Dielectric and Conduction Mechanisms of Parylene N at High Temperature: Phase-Transition Effect.

Abstract

Dielectric and electrical properties correlated with the structure analysis have been studied on 27% semicrystalline parylene-N (-H2C-C6H4-CH2-)n thin films. Transition-phase, AC- and DC-conduction mechanisms, and the MW-interfacial polarization were identified in parylene N at high temperature by experimental and theoretical investigations. The dielectric analysis based on the dc conductivity highlights a temperature of 230 °C as a transition temperature from the α-form to the β1-form. This structure transition is accompanied by a modification on the DC-conduction mechanisms from ionic to electronic conduction in the α-form and the β1-form, respectively. The AC conduction mechanism is governed by the small polaron tunneling mechanism (SPTM) with WH,α = 0.23 eV and a tunneling distance of 7.71 Å in the α-form, while it becomes a correlated barrier-hopping (CBH) mechanism with a WM,β1 = 0.52 eV in the β1-form.
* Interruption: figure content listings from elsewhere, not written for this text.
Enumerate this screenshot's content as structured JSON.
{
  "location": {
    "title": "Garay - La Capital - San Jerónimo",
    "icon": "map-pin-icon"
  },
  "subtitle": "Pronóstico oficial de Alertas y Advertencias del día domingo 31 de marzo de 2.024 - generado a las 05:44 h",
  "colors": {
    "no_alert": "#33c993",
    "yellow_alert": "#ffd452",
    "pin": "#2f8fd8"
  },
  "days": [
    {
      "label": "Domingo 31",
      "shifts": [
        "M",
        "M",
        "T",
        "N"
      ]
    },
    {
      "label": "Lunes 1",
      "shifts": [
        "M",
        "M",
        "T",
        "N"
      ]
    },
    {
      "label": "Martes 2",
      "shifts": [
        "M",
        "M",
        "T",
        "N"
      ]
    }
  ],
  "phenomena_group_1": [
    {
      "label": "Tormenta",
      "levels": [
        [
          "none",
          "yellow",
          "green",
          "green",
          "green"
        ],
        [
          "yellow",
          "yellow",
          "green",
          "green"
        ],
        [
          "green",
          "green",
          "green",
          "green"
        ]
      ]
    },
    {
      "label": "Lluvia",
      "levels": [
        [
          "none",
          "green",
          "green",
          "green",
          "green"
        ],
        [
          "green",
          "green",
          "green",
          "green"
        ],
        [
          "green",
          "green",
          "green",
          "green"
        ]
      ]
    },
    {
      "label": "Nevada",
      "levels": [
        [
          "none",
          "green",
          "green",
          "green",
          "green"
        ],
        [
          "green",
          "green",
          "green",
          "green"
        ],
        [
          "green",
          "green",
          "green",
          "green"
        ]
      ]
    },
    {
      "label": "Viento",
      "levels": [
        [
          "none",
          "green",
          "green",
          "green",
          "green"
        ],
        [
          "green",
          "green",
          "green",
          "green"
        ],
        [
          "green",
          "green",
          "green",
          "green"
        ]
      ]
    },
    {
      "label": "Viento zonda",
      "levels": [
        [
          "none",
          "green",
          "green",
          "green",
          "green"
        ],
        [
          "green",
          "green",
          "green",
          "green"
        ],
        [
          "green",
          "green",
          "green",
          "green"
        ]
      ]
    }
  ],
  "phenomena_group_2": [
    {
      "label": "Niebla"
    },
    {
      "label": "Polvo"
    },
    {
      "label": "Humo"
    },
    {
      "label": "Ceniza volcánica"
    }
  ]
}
The imaginary part of the electrical modulus formalism obeys the Kohlrausch-Williams-Watt (KWW) model and shows the presence of the interfacial polarization effect. The theoretical Kohlrausch exponent (βKWW) confirms the existence of the transition phase on the parylene N in the vicinity of the 230 °C as deduced by the DC- and the AC-conduction parameters. The correlations between the experimental results and the theoretical models are very useful knowledge and tools for diverse parylene N applications at high temperature.